Mais il y en a ici encore quelques-unes de plus que dans la
question syndicale.
Tout d’abord : les ouvriers, et, en général, les masses
travailleuses d’Europe de l’ouest sont tout à fait sous la
dépendance idéologique de la culture bourgeoise, des idées
bourgeoises et, par conséquent, du système représentatif et du
parlementarisme bourgeois, de la démocratie bourgeoise. A un degré
beaucoup plus élevé que les ouvriers de l’Europe orientale.
Chez nous l’idéologie bourgeoise s’est emparée de toute la
vie sociale, et, par conséquent, aussi politique, elle a pénétré
plus profondément dans la tête et dans le cœur des ouvriers.

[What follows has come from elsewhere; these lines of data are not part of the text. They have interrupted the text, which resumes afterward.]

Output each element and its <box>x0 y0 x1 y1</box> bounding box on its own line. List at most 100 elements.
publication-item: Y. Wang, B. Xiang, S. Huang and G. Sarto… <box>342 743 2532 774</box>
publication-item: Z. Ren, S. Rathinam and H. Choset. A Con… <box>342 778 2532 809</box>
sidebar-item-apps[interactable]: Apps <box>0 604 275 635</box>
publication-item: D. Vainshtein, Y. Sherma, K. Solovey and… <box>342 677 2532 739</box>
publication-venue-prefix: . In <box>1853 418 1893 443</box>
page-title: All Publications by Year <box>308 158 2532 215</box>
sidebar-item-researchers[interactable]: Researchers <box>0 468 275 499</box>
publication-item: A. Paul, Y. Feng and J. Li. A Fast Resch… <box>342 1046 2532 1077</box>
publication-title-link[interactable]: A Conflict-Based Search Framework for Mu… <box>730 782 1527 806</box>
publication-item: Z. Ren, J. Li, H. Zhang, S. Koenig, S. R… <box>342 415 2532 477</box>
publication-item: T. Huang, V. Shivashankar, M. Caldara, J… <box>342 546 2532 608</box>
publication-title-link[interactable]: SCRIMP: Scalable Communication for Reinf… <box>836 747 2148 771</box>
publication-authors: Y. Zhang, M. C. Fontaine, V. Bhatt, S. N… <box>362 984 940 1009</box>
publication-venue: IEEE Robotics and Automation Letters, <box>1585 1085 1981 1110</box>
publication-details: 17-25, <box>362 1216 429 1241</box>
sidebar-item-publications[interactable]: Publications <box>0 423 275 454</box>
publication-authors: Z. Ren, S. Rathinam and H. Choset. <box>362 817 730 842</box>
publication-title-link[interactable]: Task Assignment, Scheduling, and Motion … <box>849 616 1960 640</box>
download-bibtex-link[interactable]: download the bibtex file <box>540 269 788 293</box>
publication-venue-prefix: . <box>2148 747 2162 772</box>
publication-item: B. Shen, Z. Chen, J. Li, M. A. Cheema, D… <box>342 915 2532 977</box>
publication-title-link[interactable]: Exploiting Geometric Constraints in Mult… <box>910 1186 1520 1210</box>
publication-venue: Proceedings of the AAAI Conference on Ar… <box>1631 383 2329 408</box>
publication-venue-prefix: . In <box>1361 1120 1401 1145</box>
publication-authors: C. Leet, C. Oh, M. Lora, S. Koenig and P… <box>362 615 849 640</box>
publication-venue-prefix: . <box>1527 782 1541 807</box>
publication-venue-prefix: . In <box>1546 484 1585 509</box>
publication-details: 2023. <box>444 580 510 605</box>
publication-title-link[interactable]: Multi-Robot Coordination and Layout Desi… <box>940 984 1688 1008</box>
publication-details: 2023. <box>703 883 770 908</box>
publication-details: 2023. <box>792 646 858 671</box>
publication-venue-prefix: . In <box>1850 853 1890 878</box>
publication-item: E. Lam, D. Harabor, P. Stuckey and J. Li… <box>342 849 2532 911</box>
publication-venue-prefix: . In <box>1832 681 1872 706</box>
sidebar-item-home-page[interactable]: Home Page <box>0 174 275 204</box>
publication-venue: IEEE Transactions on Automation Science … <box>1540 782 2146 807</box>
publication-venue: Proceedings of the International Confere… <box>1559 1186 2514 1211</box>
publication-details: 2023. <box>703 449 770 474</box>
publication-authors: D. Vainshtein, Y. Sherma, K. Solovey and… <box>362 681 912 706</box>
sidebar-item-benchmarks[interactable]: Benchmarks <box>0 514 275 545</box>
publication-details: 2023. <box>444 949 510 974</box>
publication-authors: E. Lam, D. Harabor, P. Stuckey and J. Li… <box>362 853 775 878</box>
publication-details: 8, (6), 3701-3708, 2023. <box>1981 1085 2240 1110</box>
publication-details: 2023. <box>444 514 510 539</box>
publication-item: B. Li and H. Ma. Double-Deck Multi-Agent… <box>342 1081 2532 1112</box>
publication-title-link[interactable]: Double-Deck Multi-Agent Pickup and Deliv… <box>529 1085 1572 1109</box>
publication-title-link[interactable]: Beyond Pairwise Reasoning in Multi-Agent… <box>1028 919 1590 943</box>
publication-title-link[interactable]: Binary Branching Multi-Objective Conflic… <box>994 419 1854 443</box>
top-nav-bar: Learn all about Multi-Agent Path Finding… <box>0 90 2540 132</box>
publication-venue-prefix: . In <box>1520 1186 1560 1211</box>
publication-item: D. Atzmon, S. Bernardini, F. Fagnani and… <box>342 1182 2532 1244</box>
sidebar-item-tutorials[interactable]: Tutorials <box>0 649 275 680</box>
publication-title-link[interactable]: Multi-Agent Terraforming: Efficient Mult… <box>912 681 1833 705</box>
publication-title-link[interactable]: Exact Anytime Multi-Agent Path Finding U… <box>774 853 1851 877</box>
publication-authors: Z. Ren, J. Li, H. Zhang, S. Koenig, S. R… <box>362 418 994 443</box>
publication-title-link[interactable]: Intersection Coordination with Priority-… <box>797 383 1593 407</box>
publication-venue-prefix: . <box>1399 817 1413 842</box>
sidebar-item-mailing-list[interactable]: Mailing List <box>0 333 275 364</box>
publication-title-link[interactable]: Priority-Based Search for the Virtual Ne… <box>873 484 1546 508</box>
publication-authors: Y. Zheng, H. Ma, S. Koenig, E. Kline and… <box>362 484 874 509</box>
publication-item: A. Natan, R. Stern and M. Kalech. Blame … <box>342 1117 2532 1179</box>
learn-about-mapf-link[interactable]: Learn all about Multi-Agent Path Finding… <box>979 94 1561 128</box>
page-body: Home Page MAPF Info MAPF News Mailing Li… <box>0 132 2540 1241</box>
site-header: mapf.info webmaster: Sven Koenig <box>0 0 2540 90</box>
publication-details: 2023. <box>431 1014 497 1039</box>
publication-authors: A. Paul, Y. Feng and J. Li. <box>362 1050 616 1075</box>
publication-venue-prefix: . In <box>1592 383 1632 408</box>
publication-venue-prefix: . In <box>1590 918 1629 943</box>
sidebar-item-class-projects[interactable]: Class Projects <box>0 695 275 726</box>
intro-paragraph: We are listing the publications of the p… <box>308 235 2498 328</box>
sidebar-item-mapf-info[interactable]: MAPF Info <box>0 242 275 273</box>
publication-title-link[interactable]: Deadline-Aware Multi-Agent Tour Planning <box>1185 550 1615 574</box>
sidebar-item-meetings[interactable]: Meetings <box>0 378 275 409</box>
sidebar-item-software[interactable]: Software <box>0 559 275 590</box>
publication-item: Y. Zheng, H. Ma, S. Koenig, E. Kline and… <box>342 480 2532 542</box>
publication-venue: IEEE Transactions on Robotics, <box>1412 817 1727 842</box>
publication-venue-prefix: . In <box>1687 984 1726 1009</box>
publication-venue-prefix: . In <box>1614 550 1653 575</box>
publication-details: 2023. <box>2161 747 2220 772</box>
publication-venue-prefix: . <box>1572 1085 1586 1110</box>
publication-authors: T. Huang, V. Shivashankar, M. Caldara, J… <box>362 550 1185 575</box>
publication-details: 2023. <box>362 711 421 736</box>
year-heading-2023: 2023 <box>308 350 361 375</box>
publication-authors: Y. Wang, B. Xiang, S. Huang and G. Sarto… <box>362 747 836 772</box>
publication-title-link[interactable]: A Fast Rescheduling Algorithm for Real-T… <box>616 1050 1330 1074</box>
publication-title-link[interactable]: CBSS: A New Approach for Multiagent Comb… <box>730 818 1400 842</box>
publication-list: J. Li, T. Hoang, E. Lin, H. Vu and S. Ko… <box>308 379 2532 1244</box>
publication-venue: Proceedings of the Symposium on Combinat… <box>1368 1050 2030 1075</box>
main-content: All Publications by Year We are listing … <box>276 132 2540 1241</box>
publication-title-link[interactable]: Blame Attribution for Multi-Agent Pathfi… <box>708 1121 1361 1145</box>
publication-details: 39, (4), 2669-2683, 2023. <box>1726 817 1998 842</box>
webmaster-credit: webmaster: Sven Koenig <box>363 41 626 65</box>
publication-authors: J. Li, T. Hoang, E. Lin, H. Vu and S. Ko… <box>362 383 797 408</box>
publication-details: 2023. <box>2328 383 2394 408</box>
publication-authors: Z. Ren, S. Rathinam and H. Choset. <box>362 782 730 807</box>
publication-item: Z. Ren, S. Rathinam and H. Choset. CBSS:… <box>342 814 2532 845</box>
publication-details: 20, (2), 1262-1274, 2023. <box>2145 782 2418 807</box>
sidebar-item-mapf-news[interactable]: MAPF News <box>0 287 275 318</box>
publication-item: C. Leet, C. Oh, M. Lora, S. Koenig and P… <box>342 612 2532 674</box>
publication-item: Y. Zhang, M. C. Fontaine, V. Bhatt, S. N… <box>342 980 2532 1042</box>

C’est là-dedans qu’ils ont été élevés, qu’ils ont
grandi, depuis des siècles déjà. Ils sont saturés des idées
bourgeoises.
Le camarade Pannekoek décrit très proprement cette situation
dans la revue "Communisme" de Vienne.
"L’expérience allemande nous place en face du grand
problème de la révolution dans l’Europe de l’ouest. Dans ces
pays le mode de production bourgeois et la culture séculaire
hautement développée qui lui est liée, ont marqué profondément
sur la manière de sentir et de penser des masses populaires. Par
cela même leur caractère intime et spirituel est tout à fait
autre que dans les pays orientaux qui n’ont jamais connu cette
domination bourgeoise. Et c’est là que réside, avant tout, la
différence du cours révolutionnaire dans l’est et dans l’ouest
de l’Europe. En Angleterre, France. Hollande, Scandinavie,
Italie, Allemagne, fleurissait, dès le moyen-âge, une forte
bourgeoisie, sur la base d’une production petit-bourgeoise et
capitaliste primitive. Et lorsque le féodalisme fut renversé il
se développa également à la campagne une classe forte et
indépendante de paysans, qui fut aussi la maîtresse de sa propre
petite économie. Sur cette base s’est épanoui la vie
spirituelle bourgeoise, en une solide culture nationale. Il en fut
ainsi au premier chef dans tes états côtiers tels que
l’Angleterre, la France, qlui marchèrent en tête du
développement capitaliste. Par l’assujettissement de toute
l’économie à sa direction, par le rattachement même des fermes
les plus éloignées à la sphère de son économie mondiale, le
capitalisme, au cours du XIX° siècle, a élevé le niveau de
cette culture nationale, l’a raffinée, et par ses moyens
spirituels de propagande - la presse, l’école et l’église -
il a forgé sur ce modèle le cerveau populaire, qu’il s’agisse
des masses prolétarisées qu’il a attirées à la ville ou de
celles qu’il a laissées à la campagne.
"Ces considérations sont valables non seulement pour les
pays d’origine du capitalisme mais aussi, toutefois sous une
forme un peu différente, pour l’Australie et l’Amérique, où
les européens ont fondé de nouveaux Etats, de même que pour les
pays d’Europe centrale, tels que l’Allemagne, l’Autriche et
l’Italie, où le nouveau développement capitaliste a pu se
greffer sur l’ancienne économie retardataire et sur la culture
petite-bourgeoise. Le capitalisme trouva, en pénétrant dans les
pays de l’Europe de l’est, un tout autre matériel et de toutes
autres traditions. En Russie, en Pologne, en Hongrie et dans les
pays à l’est de l’Elbe, plus de classe bourgeoise forte pour
dominer traditionnellement la vie spirituelle. La situation
agraire, grande propriété foncière, féodalisme patriarcal,
communisme du village, donnaient le ton à l’idéologie".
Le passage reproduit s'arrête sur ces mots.